FDA Panel Recommends Approval of ER Abuse-Deterrent Oxycodone

Alicia Ault

September 11, 2015

SILVER SPRING, MD — A US Food and Drug Administration (FDA) advisory committee has recommended approval of a new extended-release, abuse-deterrent oxycodone that may be an advance over similar products.

The members of the Anesthetic and Analgesic Drug Products Advisory Committee and the Drug Safety and Risk Management Advisory Committee voted 23 to 0 to support approval of Collegium Pharmaceutical's Xtampza ER (oxycodone extended-release capsules), for management of pain severe enough to require daily, around-the-clock, long-term opioid treatment and for which alternatives are inadequate.

The extended-release medication offers a potential alternative for millions of people with chronic pain who have trouble swallowing. Unlike the abuse-deterrent form of OxyContin (Purdue), Xtampza ER does not get sticky when wet. And, Xtampza ER cannot be transformed into an immediate-release form, even if it is crushed or chewed.
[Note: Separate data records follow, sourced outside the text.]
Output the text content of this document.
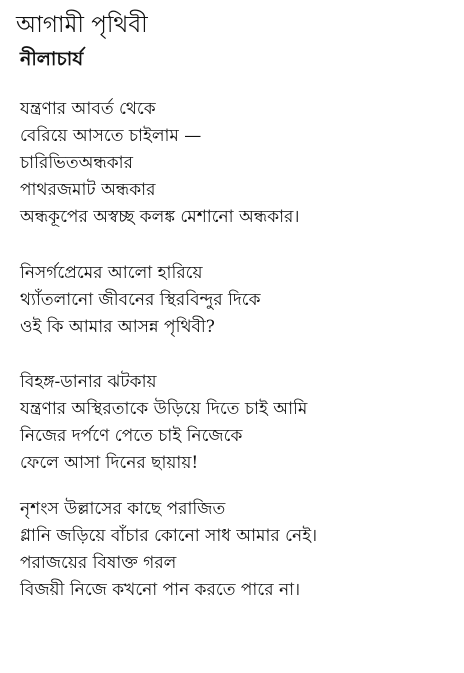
আগামী পৃথিবী
নীলাচার্য
যন্ত্রণার আবর্ত থেকে
বেরিয়ে আসতে চাইলাম —
চারিভিতঅন্ধকার
পাথরজমাট অন্ধকার
অন্ধকূপের অস্বচ্ছ কলঙ্ক মেশানো অন্ধকার।
নিসর্গপ্রেমের আলো হারিয়ে
থ্যাঁতলানো জীবনের স্থিরবিন্দুর দিকে
ওই কি আমার আসন্ন পৃথিবী?
বিহঙ্গ-ডানার ঝটকায়
যন্ত্রণার অস্থিরতাকে উড়িয়ে দিতে চাই আমি
নিজের দর্পণে পেতে চাই নিজেকে
ফেলে আসা দিনের ছায়ায়!
নৃশংস উল্লাসের কাছে পরাজিত
গ্লানি জড়িয়ে বাঁচার কোনো সাধ আমার নেই।
পরাজয়ের বিষাক্ত গরল
বিজয়ী নিজে কখনো পান করতে পারে না।
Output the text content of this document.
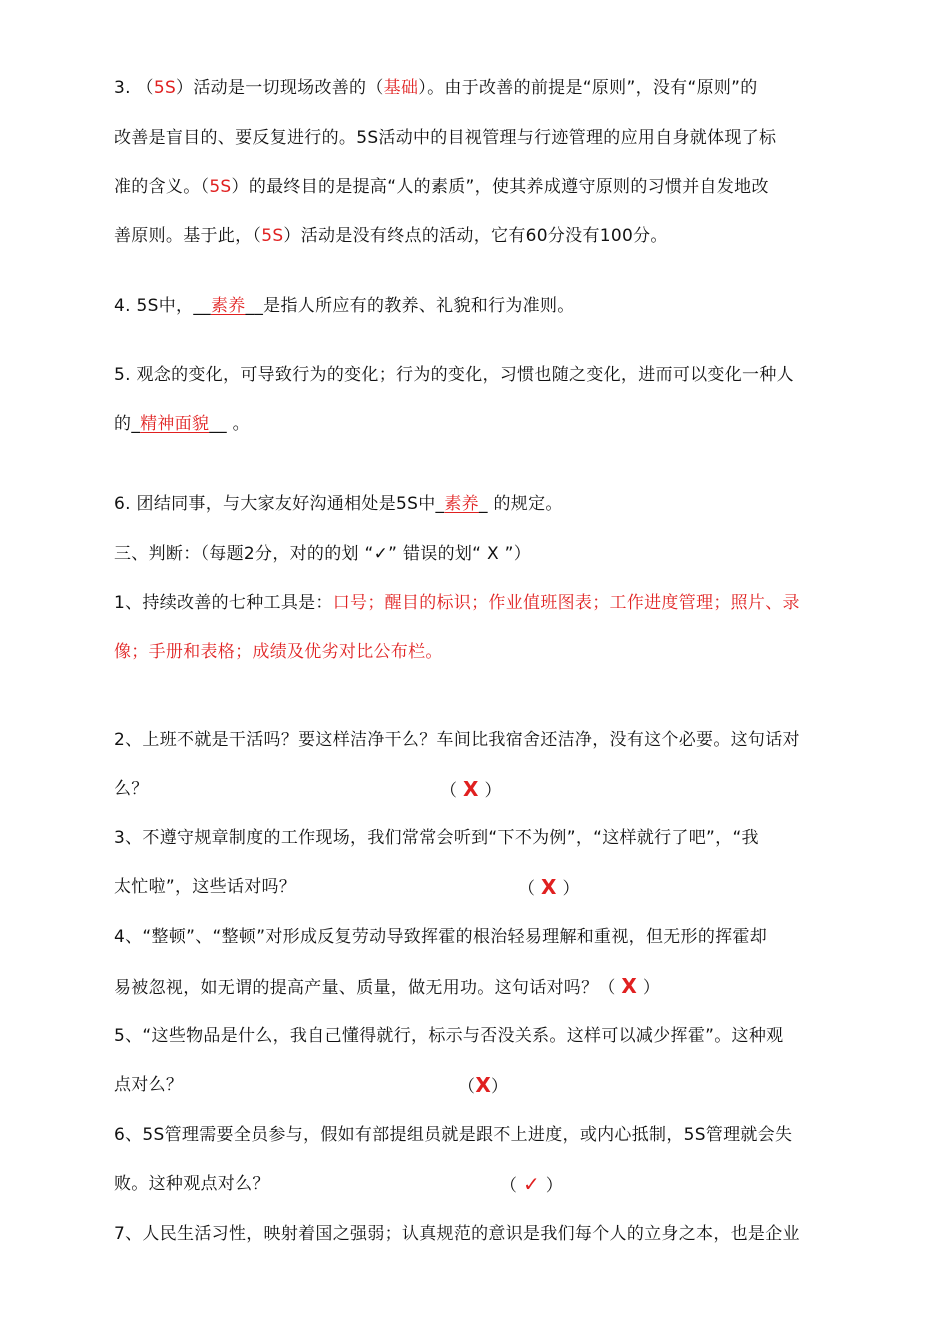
3. （5S）活动是一切现场改善的（基础）。由于改善的前提是“原则”，没有“原则”的
改善是盲目的、要反复进行的。5S活动中的目视管理与行迹管理的应用自身就体现了标
准的含义。（5S）的最终目的是提高“人的素质”，使其养成遵守原则的习惯并自发地改
善原则。基于此，（5S）活动是没有终点的活动，它有60分没有100分。
4. 5S中，__素养__是指人所应有的教养、礼貌和行为准则。
5. 观念的变化，可导致行为的变化；行为的变化，习惯也随之变化，进而可以变化一种人
的_精神面貌__ 。
6. 团结同事，与大家友好沟通相处是5S中_素养_ 的规定。
三、判断：（每题2分，对的的划 “✓” 错误的划“ X ”）
1、持续改善的七种工具是：口号；醒目的标识；作业值班图表；工作进度管理；照片、录
像；手册和表格；成绩及优劣对比公布栏。
2、上班不就是干活吗？要这样洁净干么？车间比我宿舍还洁净，没有这个必要。这句话对
么？	（ X ）
3、不遵守规章制度的工作现场，我们常常会听到“下不为例”，“这样就行了吧”，“我
太忙啦”，这些话对吗？	（ X ）
4、“整顿”、“整顿”对形成反复劳动导致挥霍的根治轻易理解和重视，但无形的挥霍却
易被忽视，如无谓的提高产量、质量，做无用功。这句话对吗？（ X ）
5、“这些物品是什么，我自己懂得就行，标示与否没关系。这样可以减少挥霍”。这种观
点对么？	（X）
6、5S管理需要全员参与，假如有部提组员就是跟不上进度，或内心抵制，5S管理就会失
败。这种观点对么？	（ ✓ ）
7、人民生活习性，映射着国之强弱；认真规范的意识是我们每个人的立身之本，也是企业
Canton, Massachusetts-based Collegium showed that the medication could be given by breaking open the capsule and pouring the oxycodone microspheres into a feeding tube or sprinkling them onto soft food or directly into the mouth.

"We've seen data suggesting the prevalence of dysphagia is substantial in chronic pain patients," said panelist Brian Bateman, MD, MSc, assistant professor of anesthesia at Harvard Medical School. "This will meet that clinical need."

Committee members also said that the company had convincingly proven that this formulation would prevent abuse by inhalation or injection. "The abuse deterrence is very promising," said Anita Gupta, DO, PharmD, vice chair of the division of pain medicine and regional anesthesiology at Drexel University College of Medicine. "It's progress in the right direction."

Panelist Raeford Brown, professor of anesthesiology and pediatrics at the University of Kentucky College of Medicine, agreed. "This is a real advance, from what I can determine, in the issue of deterrence of opioid abuse," he said.

Nananda Col, MD, a principal at Shared Decision Making Resources in Georgetown, Maine, said she thought that while Xtampza ER might not necessarily curb abuse at the population level, it offered an "opportunity to reduce abuse at the individual level." And, she said,the drug "will make it easier for doctors on the ground floor to prescribe without worrying about it being diverted."

Unique ER formulation

Because early pharmacokinetic data indicated that taking the drug while fasting substantially lowered its bioavailability, Collegium worked with the FDA on finding a formulation that would minimize those effects.

If approved, Xtampza ER will join four other approved abuse-deterrent ER opioids: OxyContin, Targiniq (oxycodone and naloxone extended-release tablets; Purdue), Embeda (morphine sulfate and naltrexone extended-release capsules; Pfizer), and Hysingla ER (hydrocodone extended-release tablets; Purdue).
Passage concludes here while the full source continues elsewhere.